When NASCAR announced it was changing the rules again, to create a winner-take-all, one-race showdown for the Sprint Cup championship, there was an uproar. A very loud uproar. It sounded like the flyover before the Kobalt 400 at Las Vegas Motor Speedway before the government shutdown, when there still were flyovers.
NASCAR said it wanted to create a “Game 7 moment” for its fans, like in the stick-and-ball-sports. Based on the outcry, it would appear most stock-car racing fans — at least the traditional ones from the Southern states — don’t care much for Game 7 moments. Or, for that matter, stick-and-ball sports not named Southeastern Conference football.

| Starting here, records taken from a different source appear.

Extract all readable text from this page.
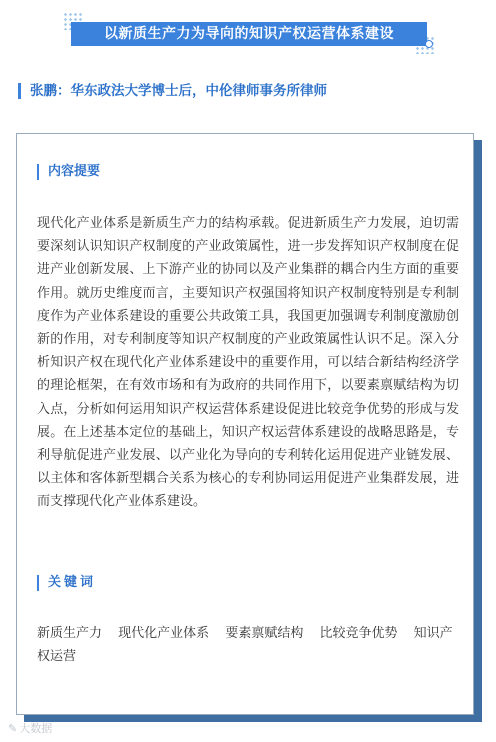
以新质生产力为导向的知识产权运营体系建设
张鹏：华东政法大学博士后，中伦律师事务所律师
内容提要

现代化产业体系是新质生产力的结构承载。促进新质生产力发展，迫切需要深刻认识知识产权制度的产业政策属性，进一步发挥知识产权制度在促进产业创新发展、上下游产业的协同以及产业集群的耦合内生方面的重要作用。就历史维度而言，主要知识产权强国将知识产权制度特别是专利制度作为产业体系建设的重要公共政策工具，我国更加强调专利制度激励创新的作用，对专利制度等知识产权制度的产业政策属性认识不足。深入分析知识产权在现代化产业体系建设中的重要作用，可以结合新结构经济学的理论框架，在有效市场和有为政府的共同作用下，以要素禀赋结构为切入点，分析如何运用知识产权运营体系建设促进比较竞争优势的形成与发展。在上述基本定位的基础上，知识产权运营体系建设的战略思路是，专利导航促进产业发展、以产业化为导向的专利转化运用促进产业链发展、以主体和客体新型耦合关系为核心的专利协同运用促进产业集群发展，进而支撑现代化产业体系建设。

关键词

新质生产力 现代化产业体系 要素禀赋结构 比较竞争优势 知识产权运营

✎ 大数据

At first, a lot of the drivers said they didn’t like the changes to the Chase for the Sprint Cup, either, which will have 16 drivers qualifying for the stock-car racing playoffs, with drivers being eliminated in intervals until there is a final four. Think of it as March Madness, only in November, with engines.
These four drivers will race among themselves for the championship during the season’s last race. Only a bunch of other cars will be on the track, too, and they may get in the way.
(It would be like the Seahawks and Broncos playing in the Super Bowl, only to have the Bears and Lions run onto the field at the same time.)
In NASCAR’s perfect world, the remaining title contenders will run four abreast coming out of the last turn before colliding into one another, with the winning driver skidding across the finish line upside down.
This would be the ideal Game 7 moment, though slightly more hairy than watching Bill Mazeroski running around the bases while whipping his batting helmet around against the Yankees in the World Series.
It would be even better for NASCAR if the car skidding across the finish line upside down was Dale Earnhardt Jr.’s, because he’s more popular than the guy who drives the ice cream truck when kids are around.
These latest revisions to the NASCAR playoffs are supposed to reward guys who race to win, instead of reward guys who race to collect points; race winners are all but guaranteed to make the final 16.
This is what the Las Vegas lead foot Kyle Busch had to say about that: “You’ve got NASCAR telling you, ‘Well, everyone is going to race differently with this new format.’ We race 100 percent every single race that we’re out there. We try to win every single week. If you can tell me that we don’t want to win every single Chase race throughout the Chase, you’re kidding yourself.
“It fries me that NASCAR in itself can tell you that you don’t race hard every week.”
At first, Earnhardt Jr. seemed to be one of the few drivers who like the new system.
“Let’s change it all. I’m all for it,” he told The Associated Press. “A lot of times we change things for the fans, and I think the drivers are going to enjoy some of this stuff as much as the fans are.”
Of course, Earnhardt said this before he won the Daytona 500 and finished second at Phoenix on Sunday. Under these new rules, he could win a dozen races, or even two dozen, and still not win the championship. Should that transpire, he might still say he was all for the new system. Or not.
If he wins the championship by skidding across the finish line upside down, these new changes probably will be considered a great thing, way greater than golf’s FedEx Cup, for instance. The FedEx Cup is pro golf’s version of a playoff system that nobody outside of pro golf really cares about.
Henrik Stenson is the current champion, if that tells you anything.
See, in golf, they get all lathered up about the four majors a lot more than they get lathered up about some guy from Sweden winning contrived playoffs.
In NASCAR, they get all lathered up about the guy who wins the Daytona 500, unless his name is Derrike Cope, or something like that. They sort of got lathered up when Jimmie Johnson won under the old playoff system, albeit for the wrong reasons.
Perhaps NASCAR could create additional fan interest by having majors, like golf. That way, instead of the casual fan only tuning into the Daytona 500, he could tune into Daytona, and the 600-mile race at Charlotte, and the Brickyard 400, and maybe the Southern 500 at Darlington — something for traditional NASCAR fans. The Southern 500 could be the fourth NASCAR major, the PGA Championship of stock car racing.
With increased emphasis on these four races, perhaps a lot more people would watch them, the way a lot more people watch the golf majors, or watch horse racing’s Triple Crown. There could be a bigger trophy, separate points or whatever. Then Michael Wilbon and Tony Kornheiser could compare Jimmie Johnson to Richard Petty, or whomever, the way they compare Tiger Woods to Jack Nicklaus.
On the other hand, it would be great if Dale Earnhardt Jr. won the Sprint Cup championship by skidding across the finish line upside down. It would be even greater if the NFL wasn’t playing that day, in which case somebody might even see it.